With the predominance of big super funds' investments in overseas stocks now being seen as a detriment as potential trade wars become more of a reality, SMSFs should be looking to minimise their exposure to overseas stocks, Tribuiani said.

“We would suggest that calling the predominance of investment into overseas stocks a mistake is short-sighted, given that as of today (7 April), the impact of tariffs has only resulted in giving up the last year’s gains in most stock markets.”

“The S&P 500 is still up 81.88 per cent over the last five years, and the Nasdaq 100 is up 111.17 per cent over the same period. Overseas stocks have proven to be highly lucrative for investors, regardless of whether it's within super or not, even after recent volatility.”

However, he added, this highlighted the importance of having a diversified asset allocation and not being overexposed to any particular asset class.

“Another key consideration is ensuring you’re comfortable with the level of risk you’re taking, the assets you own, and having control over asset allocation and asset type — something that is often limited in larger super funds.”

“We’ve seen a strong rally in assets like gold recently, which has provided a cushion for portfolios, especially in uncertain times like we’re currently seeing. These types of assets, whether physical gold or a gold ET,F are commonly held within SMSFs, along with ASX equities that offer strong income levels, helping to support performance during challenging periods.”

In the latest reporting period, roughly 75 per cent of companies that reported either met or exceeded market expectations.

“This suggests many companies remain in good shape and are likely to continue paying strong dividends — an important factor when managing market volatility, particularly for those relying on recurring income to support their lifestyle.”

He continued that although ETFs became popular over the last decade and saw high inflows, they are not actively managed, so investors tend to experience the full effects of market volatility.

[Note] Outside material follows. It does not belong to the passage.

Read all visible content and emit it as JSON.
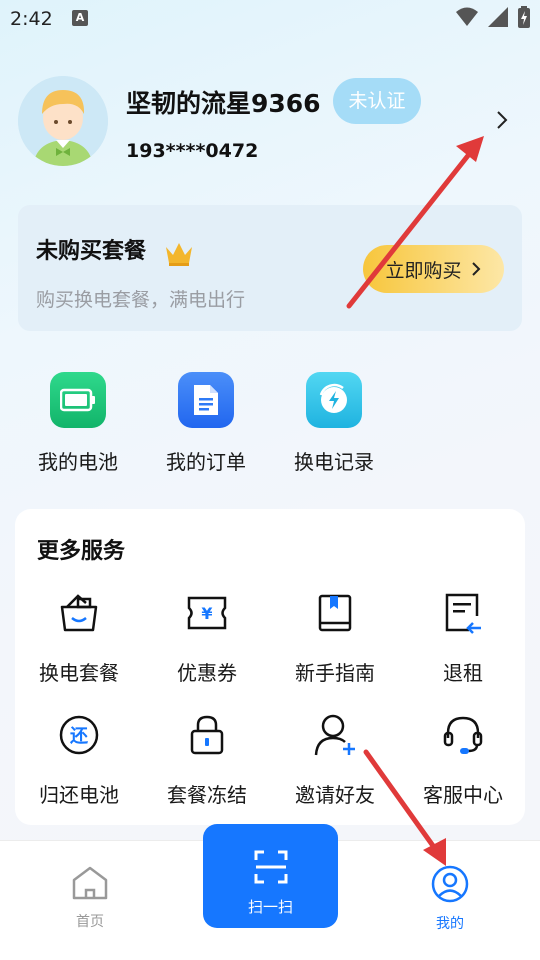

“There’s usually no fund manager making tactical decisions or moving in and out of markets, as these types of investments typically rebalance quarterly or semi-annually in line with the index,” he said.

Private equity is another common asset within the SMSF environment, but Tribuiani said it is not immune to a situation as is being seen with tariffs.

“Its profit/loss may be affected but these assets are generally valued via a multiple of EBITDA, which reduces the risk of large short-term asset value reductions due to market sentiment or conditions like we are seeing at the moment,” he said.

“However, a challenge with private equity is its illiquid nature and seeing out an optimal investment period for ROI with it being very hard to rotate out of illiquid assets quickly.”